Laut § 116 SOG M-V sollte bis zum 31. Dezember 2024 ein Bericht über die erzielten Wirkungen der mit dem Inkrafttreten dieses Gesetzes am 5. Juni 2020 vorgenommenen Änderungen vorliegen. Diese Evaluation ist bisher nicht erfolgt. In einer Zeit, in der die sicherheitspolitische Debatte durch die Terroranschläge der vergangenen Monate zusätzlich aufgeladen ist, fehlen damit belastbare Erkenntnisse über die Wirksamkeit der erweiterten Polizeibefugnisse.
„Nicht nur ein Rechtsverstoß, sondern auch unverantwortlich“
Constanze Oehlrich, Vorsitzende und innenpolitische Sprecherin der Landtagsfraktion BÜNDNIS 90/DIE GRÜNEN Mecklenburg-Vorpommern, kritisiert diese Unterlassung scharf: „Die Landesregierung hat es versäumt, das Sicherheits- und Ordnungsgesetz Mecklenburg-Vorpommern fristgerecht zu evaluieren. Das stellt nicht nur einen Rechtsverstoß dar, sondern ist auch noch unverantwortlich. Gerade jetzt, nach den furchtbaren Anschlägen von Mannheim, Solingen und zuletzt Magdeburg, ist eine rationale Analyse der vorhandenen Polizeibefugnisse besonders wichtig. Deshalb darf die im SOG vorgesehene Evaluierung der im Jahr 2020 eingeführten zusätzlichen Polizeibefugnisse nicht weiter verschleppt werden. Für eine fundierte Diskussion über den bestehenden Regelungsbedarf muss Innenminister Pegel umgehend die erforderliche Datengrundlage liefern.“
Oehlrich betont: „Maßnahmen zur Terrorismusbekämpfung müssen rechtsstaatlichen Anforderungen genügen. Sie müssen effektiv, zielgerichtet und der jeweiligen Bedrohungslage angemessen sein. Der Einsatz neuer Technologien kann einen Mehrwert bieten, ist aber zwingend grundrechtskonform auszugestalten. Das Sicherheits- und Ordnungsgesetz unseres Landes gestattet weitreichende Eingriffe in die Privatsphäre der Menschen.
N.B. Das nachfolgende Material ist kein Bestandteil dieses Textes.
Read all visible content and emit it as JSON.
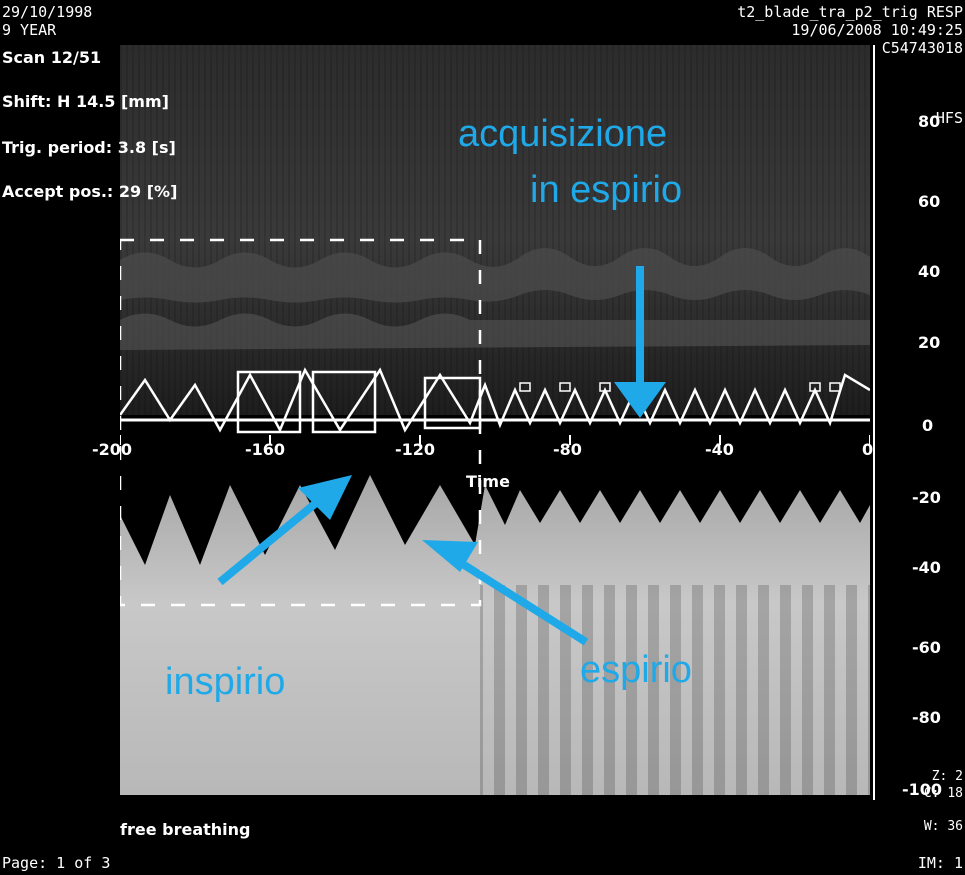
{
  "overlay": {
    "date_left": "29/10/1998",
    "age": "9 YEAR",
    "scan": "Scan 12/51",
    "shift": "Shift: H 14.5 [mm]",
    "trig_period": "Trig. period: 3.8 [s]",
    "accept_pos": "Accept pos.: 29 [%]",
    "protocol": "t2_blade_tra_p2_trig RESP",
    "date_right": "19/06/2008 10:49:25",
    "id": "C54743018",
    "orientation": "HFS",
    "view": "Head first",
    "time_label": "Time",
    "mode": "free breathing",
    "page": "Page: 1 of 3",
    "image": "IM: 1",
    "zoom": "Z: 2",
    "center": "C: 18",
    "width": "W: 36"
  },
  "x_ticks": [
    "-200",
    "-160",
    "-120",
    "-80",
    "-40",
    "0"
  ],
  "y_ticks": [
    "80",
    "60",
    "40",
    "20",
    "0",
    "-20",
    "-40",
    "-60",
    "-80",
    "-100"
  ],
  "annotations": {
    "exp_acq_line1": "acquisizione",
    "exp_acq_line2": "in espirio",
    "inspiration": "inspirio",
    "expiration": "espirio"
  },
  "colors": {
    "annotation": "#1fa9e8",
    "trace": "#ffffff"
  }
}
Inwieweit sich die neuen Befugnisse der Landespolizei bei der Bekämpfung schwerer Gewalttaten bewährt haben, ist jedoch weiterhin unklar. Das muss sich dringend ändern!“
Hintergrund:
In der vergangenen Legislaturperiode hatte der Landtag Mecklenburg-Vorpommern eine Novelle des Sicherheits- und Ordnungsgesetzes beschlossen. Das Gesetz enthält seitdem zahlreiche neue Vorschriften, unter anderem Ermächtigungsgrundlagen für Online-Durchsuchung und Quellen-Telekommunikationsüberwachung. In § 116 SOG M-V ist vorgesehen, dass die Landesregierung dem Landtag bis zum 31. Dezember 2024 über die erzielten Wirkungen der mit dem Inkrafttreten des Gesetzes am 5. Juni 2020 vorgenommenen Änderungen berichtet. Dies ist jedoch bis heute nicht geschehen.
In der laufenden Legislaturperiode hat der Landtag das SOG M-V bereits einmal überarbeitet. Anlass war ein Urteil des Bundesverfassungsgerichts vom 9. Dezember 2022, das mehrere Vorschriften des SOG M-V als verfassungswidrig eingestuft hatte. Dieses Urteil basierte auf einer Verfassungsbeschwerde der Gesellschaft für Freiheitsrechte aus dem Juni 2021.